Courtesy Longmont Theatre Company
Tracy Cravens stands at a Longmont Theatre award ceremony. Cravens was a key member of the Longmont Theatre Company for many years. As part of her legacy after her death, her family set up a memorial fund to get the theater new seats.

The fund was the catalyst and Lamb and the theater company team used Facebook and Instagram to spread the word. 

“The interesting part of this story is that. A lot of people during the pandemic, did a, ‘Woe is me.’ We didn't,” Lamb said. “And again, we had because of this Tracy's seat rejuvenation, we said she wouldn't want us to wallow … she would've tackled this.

The momentum of the improvement project later extended to the entire facility. New carpet was donated for the lobby, the aisles, and the dressing rooms. Electrical work, a new furnace, and more were also added. 
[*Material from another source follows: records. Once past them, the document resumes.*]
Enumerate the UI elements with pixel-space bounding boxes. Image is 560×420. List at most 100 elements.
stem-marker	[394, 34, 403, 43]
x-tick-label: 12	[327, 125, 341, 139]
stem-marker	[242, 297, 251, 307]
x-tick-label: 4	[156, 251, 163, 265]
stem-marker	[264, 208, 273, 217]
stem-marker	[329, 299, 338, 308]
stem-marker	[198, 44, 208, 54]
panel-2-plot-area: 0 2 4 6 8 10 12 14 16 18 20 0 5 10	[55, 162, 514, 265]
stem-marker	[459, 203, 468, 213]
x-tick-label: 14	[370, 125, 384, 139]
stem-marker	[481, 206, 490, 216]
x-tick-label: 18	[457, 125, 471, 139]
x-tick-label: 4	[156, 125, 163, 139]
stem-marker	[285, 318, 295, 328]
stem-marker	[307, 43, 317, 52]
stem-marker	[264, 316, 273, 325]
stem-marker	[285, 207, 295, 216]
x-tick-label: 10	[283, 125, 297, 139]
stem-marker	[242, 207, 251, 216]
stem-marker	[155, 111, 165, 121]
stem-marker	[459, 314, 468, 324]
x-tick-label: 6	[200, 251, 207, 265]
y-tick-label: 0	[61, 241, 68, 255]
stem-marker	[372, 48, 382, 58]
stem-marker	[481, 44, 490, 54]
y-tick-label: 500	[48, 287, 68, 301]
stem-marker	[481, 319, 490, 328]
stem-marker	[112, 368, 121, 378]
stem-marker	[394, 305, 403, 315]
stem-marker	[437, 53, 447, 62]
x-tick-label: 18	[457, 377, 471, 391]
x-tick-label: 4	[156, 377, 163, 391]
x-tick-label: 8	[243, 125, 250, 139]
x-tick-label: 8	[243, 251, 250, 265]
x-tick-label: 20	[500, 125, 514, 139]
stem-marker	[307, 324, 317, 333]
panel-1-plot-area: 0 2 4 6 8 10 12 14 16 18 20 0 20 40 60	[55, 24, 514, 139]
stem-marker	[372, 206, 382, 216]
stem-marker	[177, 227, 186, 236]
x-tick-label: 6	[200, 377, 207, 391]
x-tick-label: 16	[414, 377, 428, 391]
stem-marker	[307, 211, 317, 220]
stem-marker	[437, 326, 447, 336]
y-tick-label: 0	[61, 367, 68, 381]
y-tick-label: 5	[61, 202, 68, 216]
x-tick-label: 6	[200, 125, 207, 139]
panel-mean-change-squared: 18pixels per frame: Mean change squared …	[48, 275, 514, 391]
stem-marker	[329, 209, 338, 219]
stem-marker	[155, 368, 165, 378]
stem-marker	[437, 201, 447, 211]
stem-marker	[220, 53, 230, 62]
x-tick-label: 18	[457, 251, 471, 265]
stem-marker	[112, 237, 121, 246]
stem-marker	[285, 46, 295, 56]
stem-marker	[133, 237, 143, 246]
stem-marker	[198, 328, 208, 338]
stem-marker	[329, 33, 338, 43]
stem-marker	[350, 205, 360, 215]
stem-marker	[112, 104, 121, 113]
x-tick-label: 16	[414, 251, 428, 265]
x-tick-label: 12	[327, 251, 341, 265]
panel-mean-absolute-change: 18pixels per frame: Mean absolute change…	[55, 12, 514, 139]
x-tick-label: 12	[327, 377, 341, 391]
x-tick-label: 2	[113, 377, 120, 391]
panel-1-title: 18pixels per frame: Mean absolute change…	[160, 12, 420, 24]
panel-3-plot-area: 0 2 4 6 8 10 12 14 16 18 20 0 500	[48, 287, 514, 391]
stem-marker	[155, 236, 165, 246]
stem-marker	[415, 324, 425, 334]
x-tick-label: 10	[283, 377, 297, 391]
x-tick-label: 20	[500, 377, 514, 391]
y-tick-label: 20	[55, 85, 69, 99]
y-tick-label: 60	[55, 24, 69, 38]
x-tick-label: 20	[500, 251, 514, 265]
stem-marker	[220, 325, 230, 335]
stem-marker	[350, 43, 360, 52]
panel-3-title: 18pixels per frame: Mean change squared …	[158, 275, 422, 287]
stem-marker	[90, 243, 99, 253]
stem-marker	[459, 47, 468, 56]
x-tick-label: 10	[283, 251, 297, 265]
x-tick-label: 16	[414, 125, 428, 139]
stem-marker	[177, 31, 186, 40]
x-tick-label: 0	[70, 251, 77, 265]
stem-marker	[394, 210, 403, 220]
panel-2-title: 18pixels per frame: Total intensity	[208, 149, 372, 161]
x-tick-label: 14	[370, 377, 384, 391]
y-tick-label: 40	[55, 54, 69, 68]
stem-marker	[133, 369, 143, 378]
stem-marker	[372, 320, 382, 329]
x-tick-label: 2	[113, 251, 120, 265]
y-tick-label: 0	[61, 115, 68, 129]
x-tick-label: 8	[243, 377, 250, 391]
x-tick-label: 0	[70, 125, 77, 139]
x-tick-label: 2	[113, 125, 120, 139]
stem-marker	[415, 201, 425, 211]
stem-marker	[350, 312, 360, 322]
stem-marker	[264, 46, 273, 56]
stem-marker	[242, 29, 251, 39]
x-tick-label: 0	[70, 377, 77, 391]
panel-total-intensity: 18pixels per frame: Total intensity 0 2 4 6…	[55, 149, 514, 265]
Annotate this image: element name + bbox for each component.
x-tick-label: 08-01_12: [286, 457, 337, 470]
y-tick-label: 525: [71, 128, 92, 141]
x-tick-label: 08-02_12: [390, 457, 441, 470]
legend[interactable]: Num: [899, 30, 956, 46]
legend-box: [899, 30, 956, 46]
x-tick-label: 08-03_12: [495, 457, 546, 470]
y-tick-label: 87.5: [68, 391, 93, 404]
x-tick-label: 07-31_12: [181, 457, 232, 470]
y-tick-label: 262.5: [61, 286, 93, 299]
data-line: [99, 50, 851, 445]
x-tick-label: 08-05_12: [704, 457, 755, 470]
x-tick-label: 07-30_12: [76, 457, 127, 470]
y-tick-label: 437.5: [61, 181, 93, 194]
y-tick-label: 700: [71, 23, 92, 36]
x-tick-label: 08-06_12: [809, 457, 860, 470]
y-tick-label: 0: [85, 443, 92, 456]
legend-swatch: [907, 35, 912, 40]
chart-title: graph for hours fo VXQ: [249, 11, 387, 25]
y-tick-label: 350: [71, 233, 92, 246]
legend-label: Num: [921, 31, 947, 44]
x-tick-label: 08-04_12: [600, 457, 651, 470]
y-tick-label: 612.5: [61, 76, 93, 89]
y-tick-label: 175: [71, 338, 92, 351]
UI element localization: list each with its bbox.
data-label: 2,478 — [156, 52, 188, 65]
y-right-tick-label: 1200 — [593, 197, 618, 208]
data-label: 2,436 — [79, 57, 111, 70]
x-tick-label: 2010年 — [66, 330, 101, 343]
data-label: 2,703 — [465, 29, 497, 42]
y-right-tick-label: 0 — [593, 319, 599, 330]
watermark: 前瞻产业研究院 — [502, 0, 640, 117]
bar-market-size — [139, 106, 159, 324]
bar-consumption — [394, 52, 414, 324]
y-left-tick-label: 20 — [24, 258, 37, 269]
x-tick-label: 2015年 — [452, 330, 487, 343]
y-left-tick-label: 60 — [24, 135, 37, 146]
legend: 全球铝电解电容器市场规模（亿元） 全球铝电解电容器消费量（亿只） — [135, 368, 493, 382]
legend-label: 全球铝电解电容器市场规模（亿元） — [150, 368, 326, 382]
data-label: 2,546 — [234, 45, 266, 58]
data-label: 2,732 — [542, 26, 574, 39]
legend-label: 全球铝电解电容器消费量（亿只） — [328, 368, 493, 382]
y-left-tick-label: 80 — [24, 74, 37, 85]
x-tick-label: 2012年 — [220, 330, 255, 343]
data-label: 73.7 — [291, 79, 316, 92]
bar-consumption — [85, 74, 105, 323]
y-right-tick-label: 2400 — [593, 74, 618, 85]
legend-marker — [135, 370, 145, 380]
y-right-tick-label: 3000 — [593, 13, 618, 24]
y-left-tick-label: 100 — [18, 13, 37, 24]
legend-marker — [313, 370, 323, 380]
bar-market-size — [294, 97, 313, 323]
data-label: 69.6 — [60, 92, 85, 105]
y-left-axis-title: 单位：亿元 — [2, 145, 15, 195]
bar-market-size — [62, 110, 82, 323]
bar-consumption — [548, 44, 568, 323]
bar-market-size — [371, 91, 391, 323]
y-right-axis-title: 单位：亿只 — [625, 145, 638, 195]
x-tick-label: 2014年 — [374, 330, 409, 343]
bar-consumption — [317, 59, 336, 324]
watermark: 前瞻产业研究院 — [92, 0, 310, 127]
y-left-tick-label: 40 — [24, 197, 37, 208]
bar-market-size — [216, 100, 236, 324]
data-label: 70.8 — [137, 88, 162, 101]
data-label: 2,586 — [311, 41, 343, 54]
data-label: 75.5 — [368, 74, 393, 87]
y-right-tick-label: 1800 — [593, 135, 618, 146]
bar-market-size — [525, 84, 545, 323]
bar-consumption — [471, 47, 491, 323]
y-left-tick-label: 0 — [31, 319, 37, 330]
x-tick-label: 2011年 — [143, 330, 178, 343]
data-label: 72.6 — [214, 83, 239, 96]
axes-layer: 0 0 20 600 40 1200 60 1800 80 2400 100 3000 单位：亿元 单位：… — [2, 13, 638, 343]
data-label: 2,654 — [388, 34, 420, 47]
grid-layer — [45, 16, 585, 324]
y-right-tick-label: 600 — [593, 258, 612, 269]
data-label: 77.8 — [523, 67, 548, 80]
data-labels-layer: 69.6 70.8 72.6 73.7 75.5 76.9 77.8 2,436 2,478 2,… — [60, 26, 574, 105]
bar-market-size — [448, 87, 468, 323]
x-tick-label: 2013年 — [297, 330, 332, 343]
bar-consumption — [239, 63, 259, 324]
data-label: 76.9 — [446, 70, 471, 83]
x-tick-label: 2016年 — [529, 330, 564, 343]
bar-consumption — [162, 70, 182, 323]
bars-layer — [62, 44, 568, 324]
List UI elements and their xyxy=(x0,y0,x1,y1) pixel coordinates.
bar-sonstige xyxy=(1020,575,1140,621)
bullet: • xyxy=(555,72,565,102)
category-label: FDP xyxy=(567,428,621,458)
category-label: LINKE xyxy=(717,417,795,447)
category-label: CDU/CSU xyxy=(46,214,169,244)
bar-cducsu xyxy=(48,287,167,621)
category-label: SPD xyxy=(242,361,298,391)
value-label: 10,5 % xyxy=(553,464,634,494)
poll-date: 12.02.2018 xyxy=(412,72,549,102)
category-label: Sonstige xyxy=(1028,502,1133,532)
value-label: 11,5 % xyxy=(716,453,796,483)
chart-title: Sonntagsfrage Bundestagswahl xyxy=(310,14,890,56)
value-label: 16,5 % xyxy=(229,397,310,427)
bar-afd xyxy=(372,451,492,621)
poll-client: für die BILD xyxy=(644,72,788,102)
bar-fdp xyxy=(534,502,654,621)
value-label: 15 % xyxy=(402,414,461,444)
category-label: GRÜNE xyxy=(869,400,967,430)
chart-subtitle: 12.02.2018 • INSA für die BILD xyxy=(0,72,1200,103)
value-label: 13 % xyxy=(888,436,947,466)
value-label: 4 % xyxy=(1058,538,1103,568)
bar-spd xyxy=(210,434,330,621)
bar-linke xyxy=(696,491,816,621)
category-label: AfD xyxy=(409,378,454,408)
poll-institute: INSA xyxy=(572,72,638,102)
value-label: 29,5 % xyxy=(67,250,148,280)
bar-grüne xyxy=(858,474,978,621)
After more COVID-related struggles the Longmont Theatre Company was finally able to end this season with a rousing production of “Something Rotten - The Musical” to sold-out performances. Lamb says she’s taken lessons from the pandemic that extend beyond the community support her company has received.

“I think one of the things that was with me during the whole 21 months is how we value arts. I've been in this line of work for a long time. How we don't — we don't fund the arts.

Courtesy Longmont Theatre Company
A seat designated as the “Tracy Cravens Memorial Seat” sits among others in honor of her years of service as a member of the Longmont Theatre Company community.

“And we need to reevaluate that because one of the things that's happened in the pandemic and for the future of where people gather for performances, we've changed.”

For Lamb, more places around the nation need to provide support for the arts – and money – like Colorado.  

“And if we're gonna succeed as citizens. And human beings. We need the arts. We need what the arts do for the brain as a child — it does both right and left brain. It creates different citizens,” Lamb said. “We need support for the arts, to enhance ourselves as human beings.”